It appears I was reading the question wrong, and it wanted to calculate the sample mean & variance, not variance related to discrete random variables.
Since $N= \sum _{r = 0}^{2n-1} \beta_r = 2^n$, we already have $\mu = \frac{2^n}{2n}$.
To calculate sample variance, use the formula:
$$\sigma^2 = \frac{1}{2n} \sum_r {(\beta_r - \mu)^2} = \frac{1}{2n}\left(\sum_r \beta_r^2\right) -\mu^2 \tag{1}$$
To calculate the first term, note that if we let:
$$ \textbf{x} = \left( 2^{2^\alpha \gcd(1,n'')}, 2^{2^\alpha \gcd(2,n'')}, ..., 2^{2^\alpha \gcd(n,n'')} \right)$$
$$f_t = \frac{1}{\sqrt{n''}}\left( e^{2\pi i \frac{t}{n''}}, e^{4\pi i \frac{t}{n''}}, ..., e^{2n''\pi i \frac{t}{n''}} \right)$$
So that:$$\beta_r = \frac{\sqrt{n''}}{2n}\langle \mathbf{x}, f_r \rangle$$
Then $\{ f_0, f_1, ..., f_{n'' - 1} \}$ forms an orthonormal basis in $\mathbb{C}^{n''}$ with the standard inner product.

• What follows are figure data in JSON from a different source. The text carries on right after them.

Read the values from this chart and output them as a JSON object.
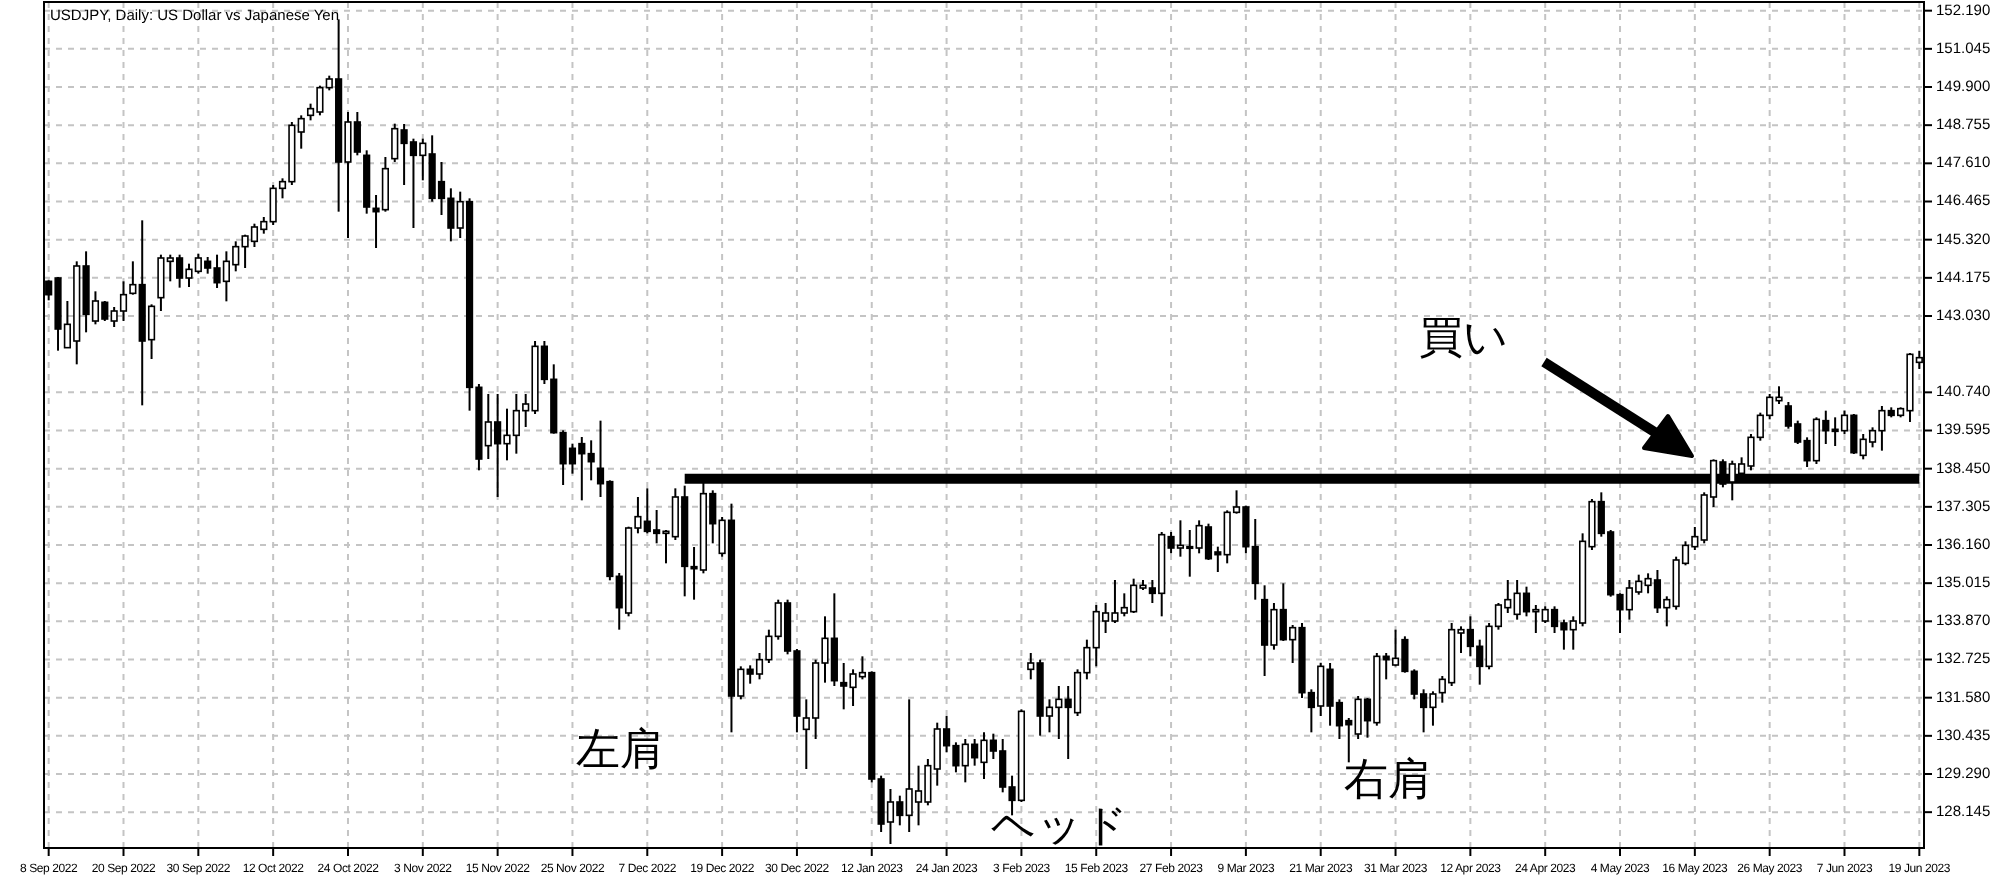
{
  "chart_data": {
    "type": "candlestick",
    "title": "USDJPY, Daily:  US Dollar vs Japanese Yen",
    "categories": [
      "8 Sep 2022",
      null,
      null,
      null,
      null,
      null,
      null,
      null,
      "20 Sep 2022",
      null,
      null,
      null,
      null,
      null,
      null,
      null,
      "30 Sep 2022",
      null,
      null,
      null,
      null,
      null,
      null,
      null,
      "12 Oct 2022",
      null,
      null,
      null,
      null,
      null,
      null,
      null,
      "24 Oct 2022",
      null,
      null,
      null,
      null,
      null,
      null,
      null,
      "3 Nov 2022",
      null,
      null,
      null,
      null,
      null,
      null,
      null,
      "15 Nov 2022",
      null,
      null,
      null,
      null,
      null,
      null,
      null,
      "25 Nov 2022",
      null,
      null,
      null,
      null,
      null,
      null,
      null,
      "7 Dec 2022",
      null,
      null,
      null,
      null,
      null,
      null,
      null,
      "19 Dec 2022",
      null,
      null,
      null,
      null,
      null,
      null,
      null,
      "30 Dec 2022",
      null,
      null,
      null,
      null,
      null,
      null,
      null,
      "12 Jan 2023",
      null,
      null,
      null,
      null,
      null,
      null,
      null,
      "24 Jan 2023",
      null,
      null,
      null,
      null,
      null,
      null,
      null,
      "3 Feb 2023",
      null,
      null,
      null,
      null,
      null,
      null,
      null,
      "15 Feb 2023",
      null,
      null,
      null,
      null,
      null,
      null,
      null,
      "27 Feb 2023",
      null,
      null,
      null,
      null,
      null,
      null,
      null,
      "9 Mar 2023",
      null,
      null,
      null,
      null,
      null,
      null,
      null,
      "21 Mar 2023",
      null,
      null,
      null,
      null,
      null,
      null,
      null,
      "31 Mar 2023",
      null,
      null,
      null,
      null,
      null,
      null,
      null,
      "12 Apr 2023",
      null,
      null,
      null,
      null,
      null,
      null,
      null,
      "24 Apr 2023",
      null,
      null,
      null,
      null,
      null,
      null,
      null,
      "4 May 2023",
      null,
      null,
      null,
      null,
      null,
      null,
      null,
      "16 May 2023",
      null,
      null,
      null,
      null,
      null,
      null,
      null,
      "26 May 2023",
      null,
      null,
      null,
      null,
      null,
      null,
      null,
      "7 Jun 2023",
      null,
      null,
      null,
      null,
      null,
      null,
      null,
      "19 Jun 2023"
    ],
    "ohlc": [
      [
        144.07,
        144.1,
        143.5,
        143.67
      ],
      [
        144.17,
        144.2,
        141.99,
        142.64
      ],
      [
        142.08,
        143.48,
        142.08,
        142.78
      ],
      [
        142.28,
        144.67,
        141.58,
        144.53
      ],
      [
        144.53,
        144.97,
        142.54,
        143.08
      ],
      [
        142.88,
        143.77,
        142.78,
        143.48
      ],
      [
        143.44,
        143.48,
        142.88,
        142.94
      ],
      [
        142.88,
        143.3,
        142.7,
        143.18
      ],
      [
        143.18,
        144.07,
        142.88,
        143.67
      ],
      [
        143.71,
        144.67,
        143.67,
        143.97
      ],
      [
        143.97,
        145.9,
        140.35,
        142.28
      ],
      [
        142.32,
        143.38,
        141.74,
        143.32
      ],
      [
        143.58,
        144.87,
        143.18,
        144.77
      ],
      [
        144.67,
        144.87,
        144.07,
        144.77
      ],
      [
        144.77,
        144.87,
        143.88,
        144.17
      ],
      [
        144.17,
        144.6,
        143.9,
        144.43
      ],
      [
        144.37,
        144.9,
        144.3,
        144.77
      ],
      [
        144.67,
        144.8,
        144.3,
        144.47
      ],
      [
        144.47,
        144.87,
        143.87,
        144.03
      ],
      [
        144.07,
        144.97,
        143.47,
        144.67
      ],
      [
        144.57,
        145.27,
        144.37,
        145.11
      ],
      [
        145.11,
        145.47,
        144.47,
        145.43
      ],
      [
        145.27,
        145.8,
        145.1,
        145.7
      ],
      [
        145.63,
        146.0,
        145.5,
        145.86
      ],
      [
        145.86,
        146.96,
        145.76,
        146.86
      ],
      [
        146.86,
        147.16,
        146.56,
        147.06
      ],
      [
        147.06,
        148.85,
        146.96,
        148.75
      ],
      [
        148.55,
        149.05,
        148.05,
        148.95
      ],
      [
        149.05,
        149.4,
        148.9,
        149.25
      ],
      [
        149.15,
        149.94,
        149.05,
        149.88
      ],
      [
        149.88,
        150.24,
        149.8,
        150.14
      ],
      [
        150.14,
        151.93,
        146.16,
        147.65
      ],
      [
        147.65,
        149.15,
        145.37,
        148.85
      ],
      [
        148.85,
        149.15,
        147.85,
        147.95
      ],
      [
        147.85,
        148.0,
        146.1,
        146.3
      ],
      [
        146.26,
        146.66,
        145.07,
        146.16
      ],
      [
        146.22,
        147.8,
        146.16,
        147.45
      ],
      [
        147.75,
        148.8,
        147.65,
        148.65
      ],
      [
        148.61,
        148.79,
        146.96,
        148.21
      ],
      [
        148.25,
        148.35,
        145.67,
        147.85
      ],
      [
        147.85,
        148.35,
        147.1,
        148.21
      ],
      [
        147.89,
        148.45,
        146.46,
        146.56
      ],
      [
        147.06,
        147.65,
        146.06,
        146.56
      ],
      [
        146.56,
        146.86,
        145.27,
        145.67
      ],
      [
        145.67,
        146.76,
        145.37,
        146.46
      ],
      [
        146.46,
        146.56,
        140.19,
        140.89
      ],
      [
        140.89,
        140.99,
        138.4,
        138.74
      ],
      [
        139.14,
        140.69,
        138.74,
        139.85
      ],
      [
        139.85,
        140.69,
        137.6,
        139.2
      ],
      [
        139.2,
        140.25,
        138.7,
        139.45
      ],
      [
        139.45,
        140.69,
        138.9,
        140.19
      ],
      [
        140.19,
        140.69,
        139.7,
        140.39
      ],
      [
        140.19,
        142.28,
        140.09,
        142.12
      ],
      [
        142.12,
        142.28,
        140.99,
        141.13
      ],
      [
        141.13,
        141.58,
        139.5,
        139.53
      ],
      [
        139.53,
        139.6,
        137.96,
        138.6
      ],
      [
        139.06,
        139.2,
        138.3,
        138.6
      ],
      [
        139.2,
        139.4,
        137.5,
        138.9
      ],
      [
        138.9,
        139.3,
        138.1,
        138.66
      ],
      [
        138.46,
        139.89,
        137.6,
        138.0
      ],
      [
        138.06,
        138.1,
        135.1,
        135.22
      ],
      [
        135.22,
        135.32,
        133.62,
        134.28
      ],
      [
        134.12,
        136.71,
        134.02,
        136.67
      ],
      [
        136.67,
        137.6,
        136.51,
        137.01
      ],
      [
        136.87,
        137.86,
        136.51,
        136.57
      ],
      [
        136.61,
        137.21,
        136.21,
        136.51
      ],
      [
        136.51,
        136.61,
        135.61,
        136.57
      ],
      [
        136.41,
        137.86,
        136.31,
        137.6
      ],
      [
        137.6,
        137.94,
        134.62,
        135.52
      ],
      [
        135.51,
        136.1,
        134.52,
        135.45
      ],
      [
        135.41,
        138.1,
        135.31,
        137.7
      ],
      [
        137.7,
        137.8,
        136.21,
        136.8
      ],
      [
        135.91,
        137.0,
        135.81,
        136.9
      ],
      [
        136.9,
        137.4,
        130.54,
        131.63
      ],
      [
        131.63,
        132.52,
        131.53,
        132.43
      ],
      [
        132.43,
        132.55,
        132.0,
        132.29
      ],
      [
        132.29,
        132.92,
        132.13,
        132.72
      ],
      [
        132.72,
        133.62,
        132.62,
        133.42
      ],
      [
        133.42,
        134.52,
        133.32,
        134.42
      ],
      [
        134.42,
        134.52,
        132.88,
        132.98
      ],
      [
        132.98,
        133.04,
        130.54,
        131.03
      ],
      [
        130.63,
        131.53,
        129.44,
        130.97
      ],
      [
        130.97,
        132.72,
        130.34,
        132.62
      ],
      [
        132.62,
        134.02,
        132.03,
        133.36
      ],
      [
        133.36,
        134.71,
        131.93,
        132.09
      ],
      [
        132.03,
        132.62,
        131.23,
        131.93
      ],
      [
        131.89,
        132.43,
        131.33,
        132.29
      ],
      [
        132.21,
        132.82,
        132.13,
        132.33
      ],
      [
        132.33,
        132.37,
        129.04,
        129.14
      ],
      [
        129.14,
        129.24,
        127.55,
        127.79
      ],
      [
        127.85,
        128.84,
        127.19,
        128.45
      ],
      [
        128.45,
        128.64,
        127.75,
        128.05
      ],
      [
        128.05,
        131.53,
        127.55,
        128.84
      ],
      [
        128.45,
        129.54,
        127.75,
        128.78
      ],
      [
        128.45,
        129.74,
        128.35,
        129.54
      ],
      [
        129.44,
        130.83,
        128.94,
        130.64
      ],
      [
        130.64,
        131.03,
        129.94,
        130.14
      ],
      [
        130.14,
        130.24,
        129.34,
        129.54
      ],
      [
        129.54,
        130.34,
        129.04,
        130.18
      ],
      [
        130.18,
        130.34,
        129.54,
        129.78
      ],
      [
        129.64,
        130.54,
        129.14,
        130.3
      ],
      [
        130.3,
        130.5,
        129.74,
        129.98
      ],
      [
        129.98,
        130.34,
        128.74,
        128.9
      ],
      [
        128.9,
        129.24,
        128.05,
        128.5
      ],
      [
        128.5,
        131.23,
        128.45,
        131.17
      ],
      [
        132.43,
        132.92,
        132.13,
        132.62
      ],
      [
        132.62,
        132.72,
        130.44,
        131.03
      ],
      [
        131.03,
        131.53,
        130.54,
        131.29
      ],
      [
        131.29,
        131.93,
        130.34,
        131.53
      ],
      [
        131.53,
        131.93,
        129.74,
        131.29
      ],
      [
        131.13,
        132.43,
        131.03,
        132.33
      ],
      [
        132.33,
        133.32,
        132.13,
        133.08
      ],
      [
        133.08,
        134.36,
        132.52,
        134.16
      ],
      [
        133.88,
        134.42,
        133.52,
        134.12
      ],
      [
        133.88,
        135.11,
        133.82,
        134.12
      ],
      [
        134.12,
        134.71,
        134.02,
        134.28
      ],
      [
        134.16,
        135.15,
        134.12,
        134.95
      ],
      [
        134.87,
        135.11,
        134.81,
        134.95
      ],
      [
        134.87,
        135.11,
        134.42,
        134.71
      ],
      [
        134.71,
        136.55,
        134.02,
        136.47
      ],
      [
        136.41,
        136.55,
        135.91,
        136.07
      ],
      [
        136.07,
        136.9,
        135.81,
        136.15
      ],
      [
        136.07,
        136.61,
        135.21,
        136.11
      ],
      [
        136.07,
        136.9,
        135.91,
        136.74
      ],
      [
        136.7,
        136.8,
        135.71,
        135.75
      ],
      [
        135.95,
        136.11,
        135.35,
        135.87
      ],
      [
        135.87,
        137.2,
        135.61,
        137.14
      ],
      [
        137.14,
        137.8,
        137.1,
        137.3
      ],
      [
        137.3,
        137.34,
        135.91,
        136.11
      ],
      [
        136.11,
        136.94,
        134.52,
        135.01
      ],
      [
        134.52,
        134.95,
        132.23,
        133.16
      ],
      [
        133.16,
        134.42,
        133.02,
        134.22
      ],
      [
        134.22,
        135.01,
        133.28,
        133.32
      ],
      [
        133.32,
        133.76,
        132.62,
        133.68
      ],
      [
        133.68,
        133.82,
        131.57,
        131.73
      ],
      [
        131.73,
        131.83,
        130.54,
        131.29
      ],
      [
        131.33,
        132.62,
        131.03,
        132.52
      ],
      [
        132.43,
        132.62,
        130.74,
        131.33
      ],
      [
        131.43,
        131.53,
        130.34,
        130.74
      ],
      [
        130.89,
        130.97,
        129.64,
        130.77
      ],
      [
        130.49,
        131.63,
        130.34,
        131.53
      ],
      [
        131.53,
        131.57,
        130.38,
        130.89
      ],
      [
        130.83,
        132.92,
        130.74,
        132.82
      ],
      [
        132.82,
        132.92,
        132.13,
        132.72
      ],
      [
        132.56,
        133.62,
        132.52,
        132.76
      ],
      [
        133.32,
        133.42,
        132.33,
        132.37
      ],
      [
        132.37,
        132.43,
        131.53,
        131.69
      ],
      [
        131.69,
        131.83,
        130.54,
        131.29
      ],
      [
        131.29,
        131.77,
        130.74,
        131.69
      ],
      [
        131.73,
        132.23,
        131.43,
        132.13
      ],
      [
        132.03,
        133.82,
        131.93,
        133.62
      ],
      [
        133.52,
        133.72,
        132.92,
        133.62
      ],
      [
        133.62,
        134.02,
        132.82,
        133.12
      ],
      [
        133.12,
        133.32,
        131.97,
        132.52
      ],
      [
        132.52,
        133.82,
        132.43,
        133.72
      ],
      [
        133.72,
        134.42,
        133.62,
        134.36
      ],
      [
        134.28,
        135.11,
        134.12,
        134.52
      ],
      [
        134.08,
        135.11,
        133.92,
        134.71
      ],
      [
        134.71,
        134.91,
        134.02,
        134.16
      ],
      [
        134.16,
        134.36,
        133.52,
        134.22
      ],
      [
        133.88,
        134.32,
        133.82,
        134.22
      ],
      [
        134.22,
        134.32,
        133.52,
        133.72
      ],
      [
        133.82,
        133.92,
        133.02,
        133.62
      ],
      [
        133.62,
        134.02,
        133.02,
        133.88
      ],
      [
        133.82,
        136.51,
        133.72,
        136.27
      ],
      [
        136.11,
        137.54,
        136.01,
        137.46
      ],
      [
        137.46,
        137.74,
        136.41,
        136.51
      ],
      [
        136.55,
        136.61,
        134.61,
        134.67
      ],
      [
        134.67,
        134.71,
        133.52,
        134.22
      ],
      [
        134.22,
        135.11,
        133.92,
        134.87
      ],
      [
        134.75,
        135.27,
        134.67,
        135.07
      ],
      [
        134.95,
        135.31,
        134.71,
        135.15
      ],
      [
        135.11,
        135.41,
        134.12,
        134.28
      ],
      [
        134.28,
        134.62,
        133.72,
        134.52
      ],
      [
        134.32,
        135.81,
        134.22,
        135.71
      ],
      [
        135.61,
        136.27,
        135.55,
        136.15
      ],
      [
        136.11,
        136.7,
        136.01,
        136.41
      ],
      [
        136.31,
        137.74,
        136.21,
        137.66
      ],
      [
        137.6,
        138.73,
        137.3,
        138.69
      ],
      [
        138.65,
        138.73,
        137.89,
        137.99
      ],
      [
        138.05,
        138.69,
        137.5,
        138.59
      ],
      [
        138.31,
        138.79,
        138.13,
        138.59
      ],
      [
        138.53,
        139.49,
        138.4,
        139.39
      ],
      [
        139.39,
        140.13,
        139.29,
        140.05
      ],
      [
        140.05,
        140.69,
        139.93,
        140.59
      ],
      [
        140.49,
        140.92,
        140.39,
        140.59
      ],
      [
        140.33,
        140.45,
        139.65,
        139.73
      ],
      [
        139.79,
        139.89,
        139.19,
        139.25
      ],
      [
        139.29,
        139.39,
        138.5,
        138.69
      ],
      [
        138.69,
        139.99,
        138.59,
        139.93
      ],
      [
        139.89,
        140.19,
        139.19,
        139.59
      ],
      [
        139.63,
        139.99,
        139.13,
        139.57
      ],
      [
        139.59,
        140.19,
        139.49,
        140.05
      ],
      [
        140.05,
        140.09,
        138.89,
        138.93
      ],
      [
        138.85,
        139.49,
        138.73,
        139.33
      ],
      [
        139.25,
        139.69,
        139.09,
        139.59
      ],
      [
        139.59,
        140.33,
        138.99,
        140.19
      ],
      [
        140.19,
        140.29,
        139.99,
        140.05
      ],
      [
        140.05,
        140.29,
        139.99,
        140.25
      ],
      [
        140.19,
        141.92,
        139.85,
        141.88
      ],
      [
        141.64,
        141.98,
        141.44,
        141.78
      ]
    ],
    "series": [
      {
        "type": "line",
        "color": "#000000",
        "values": [
          null,
          null,
          null,
          null,
          null,
          null,
          null,
          null,
          null,
          null,
          null,
          null,
          null,
          null,
          null,
          null,
          null,
          null,
          null,
          null,
          null,
          null,
          null,
          null,
          null,
          null,
          null,
          null,
          null,
          null,
          null,
          null,
          null,
          null,
          null,
          null,
          null,
          null,
          null,
          null,
          null,
          null,
          null,
          null,
          null,
          null,
          null,
          null,
          null,
          null,
          null,
          null,
          null,
          null,
          null,
          null,
          null,
          null,
          null,
          null,
          null,
          null,
          null,
          null,
          null,
          null,
          null,
          null,
          138.15,
          138.15,
          138.15,
          138.15,
          138.15,
          138.15,
          138.15,
          138.15,
          138.15,
          138.15,
          138.15,
          138.15,
          138.15,
          138.15,
          138.15,
          138.15,
          138.15,
          138.15,
          138.15,
          138.15,
          138.15,
          138.15,
          138.15,
          138.15,
          138.15,
          138.15,
          138.15,
          138.15,
          138.15,
          138.15,
          138.15,
          138.15,
          138.15,
          138.15,
          138.15,
          138.15,
          138.15,
          138.15,
          138.15,
          138.15,
          138.15,
          138.15,
          138.15,
          138.15,
          138.15,
          138.15,
          138.15,
          138.15,
          138.15,
          138.15,
          138.15,
          138.15,
          138.15,
          138.15,
          138.15,
          138.15,
          138.15,
          138.15,
          138.15,
          138.15,
          138.15,
          138.15,
          138.15,
          138.15,
          138.15,
          138.15,
          138.15,
          138.15,
          138.15,
          138.15,
          138.15,
          138.15,
          138.15,
          138.15,
          138.15,
          138.15,
          138.15,
          138.15,
          138.15,
          138.15,
          138.15,
          138.15,
          138.15,
          138.15,
          138.15,
          138.15,
          138.15,
          138.15,
          138.15,
          138.15,
          138.15,
          138.15,
          138.15,
          138.15,
          138.15,
          138.15,
          138.15,
          138.15,
          138.15,
          138.15,
          138.15,
          138.15,
          138.15,
          138.15,
          138.15,
          138.15,
          138.15,
          138.15,
          138.15,
          138.15,
          138.15,
          138.15,
          138.15,
          138.15,
          138.15,
          138.15,
          138.15,
          138.15,
          138.15,
          138.15,
          138.15,
          138.15,
          138.15,
          138.15,
          138.15,
          138.15,
          138.15,
          138.15,
          138.15,
          138.15,
          138.15,
          138.15,
          138.15
        ]
      }
    ],
    "ylim": [
      127.07,
      152.45
    ],
    "yticks": [
      {
        "value": 152.19,
        "label": "152.190"
      },
      {
        "value": 151.045,
        "label": "151.045"
      },
      {
        "value": 149.9,
        "label": "149.900"
      },
      {
        "value": 148.755,
        "label": "148.755"
      },
      {
        "value": 147.61,
        "label": "147.610"
      },
      {
        "value": 146.465,
        "label": "146.465"
      },
      {
        "value": 145.32,
        "label": "145.320"
      },
      {
        "value": 144.175,
        "label": "144.175"
      },
      {
        "value": 143.03,
        "label": "143.030"
      },
      {
        "value": 140.74,
        "label": "140.740"
      },
      {
        "value": 139.595,
        "label": "139.595"
      },
      {
        "value": 138.45,
        "label": "138.450"
      },
      {
        "value": 137.305,
        "label": "137.305"
      },
      {
        "value": 136.16,
        "label": "136.160"
      },
      {
        "value": 135.015,
        "label": "135.015"
      },
      {
        "value": 133.87,
        "label": "133.870"
      },
      {
        "value": 132.725,
        "label": "132.725"
      },
      {
        "value": 131.58,
        "label": "131.580"
      },
      {
        "value": 130.435,
        "label": "130.435"
      },
      {
        "value": 129.29,
        "label": "129.290"
      },
      {
        "value": 128.145,
        "label": "128.145"
      }
    ],
    "grid": true,
    "annotations": [
      "左肩",
      "ヘッド",
      "右肩",
      "買い"
    ]
  }
}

Using Parseval's identity for Hilbert spaces:
$$\begin{align}\sum_{r=0}^{n'' - 1} \beta_r ^2 &= \sum_{r=0}^{n'' - 1} |\beta_r|^2 \\ &= \frac{n''}{4n^2}\sum_{r=0}^{n'' - 1} |\langle \mathbf{x}, f_r \rangle|^2 = \frac{n''}{4n^2}\langle \mathbf{x}, \mathbf{x} \rangle \\ &= \frac{n''}{4n^2}\sum _{j=1}^{n''}\left( 2^{2^\alpha \gcd(j, n'') } \right)^2 \end{align}$$
And note that from the first term in $(1)$, we use the fact that $cn'' + r \equiv r \mod n''$ given $r = 0, ..., n'' - 1$:
$$\sum_{r=0}^{2^{\alpha + 1}n''-1} \beta_r^2 = \sum_{c=0}^{2^{\alpha +1} -
1}\sum_{r=0}^{n''-1} \beta_{cn'' + r}^2 = \sum_{c=0}^{2^{\alpha +1} -
1}\sum_{r=0}^{n''-1} \beta_{r}^2 = 2^{\alpha +1}\sum_{r=0}^{n''-1} \beta_{r}^2$$
Putting these together, we have:
$$\begin{align} \sigma^2 &= \frac{1}{4n^2}\sum _{j=1}^{n''}\left( 2^{2^\alpha \gcd(j, n'') } \right)^2 - \frac{2^{2n}}{4n^2} \\ &= \frac{1}{4n^2}\sum _{j=1}^{n'' -1}\left( 2^{2^\alpha \gcd(j, n'') } \right)^2 \tag{2} \end{align}$$
For the second part of the question, using an inequality for sums of squares and another inequality yields:
$$\frac{1}{n'' - 1} (\beta_0 - \mu)^2 \leq \sigma^2 \leq (\beta_0 - \mu)^2$$
Note that $\beta_0 / \mu \approx 1$, especially for large $n$:
$$
\begin{align}
\frac{\beta_0}{\mu} &= \sum_{j=1}^{n''} 2^{2^\alpha (\gcd(j,n'') - n'')} \\
&= 1 + \sum_{j=1}^{n'' - 1} 2^{2^\alpha (\gcd(j,n'') - n'')} \\
&\leq 1 + \sum_{j=1}^{n'' - 1} 2^{2^\alpha (\frac{n''}{3} - n'')} \tag{3} \\
&= 1 +(n''-1){2^{-2n/3}} \approx 1
\end{align}
$$
In $(3)$, use the fact that $\gcd(j,n'') \neq n''$ if $j = 1,...,n''-1$ and so the next largest value (assuming $n''>1$ and odd) is $\gcd(j,n'') \leq n''/3$. Note the above inequality remains true even if $n'' = 1$.
And in the other direction:
$$
\begin{align}
\frac{\beta_0}{\mu} &= 1 + \sum_{j=1}^{n''-1} 2^{2^\alpha (\gcd(j,n'')-n'')} \\
&\geq 1 + \sum_{j=1}^{n'' - 1} 2^{2^\alpha (-n'')} \\
&= 1 +(n''-1){2^{-n}} \approx 1
\end{align}
$$
Also, $\beta_0/\mu \leq 1.5$. So in relative magnitude, $\beta_0 \approx \mu$ as $n$ increases and in this respect, the variance is small in this relative sense (although not in absolute sense).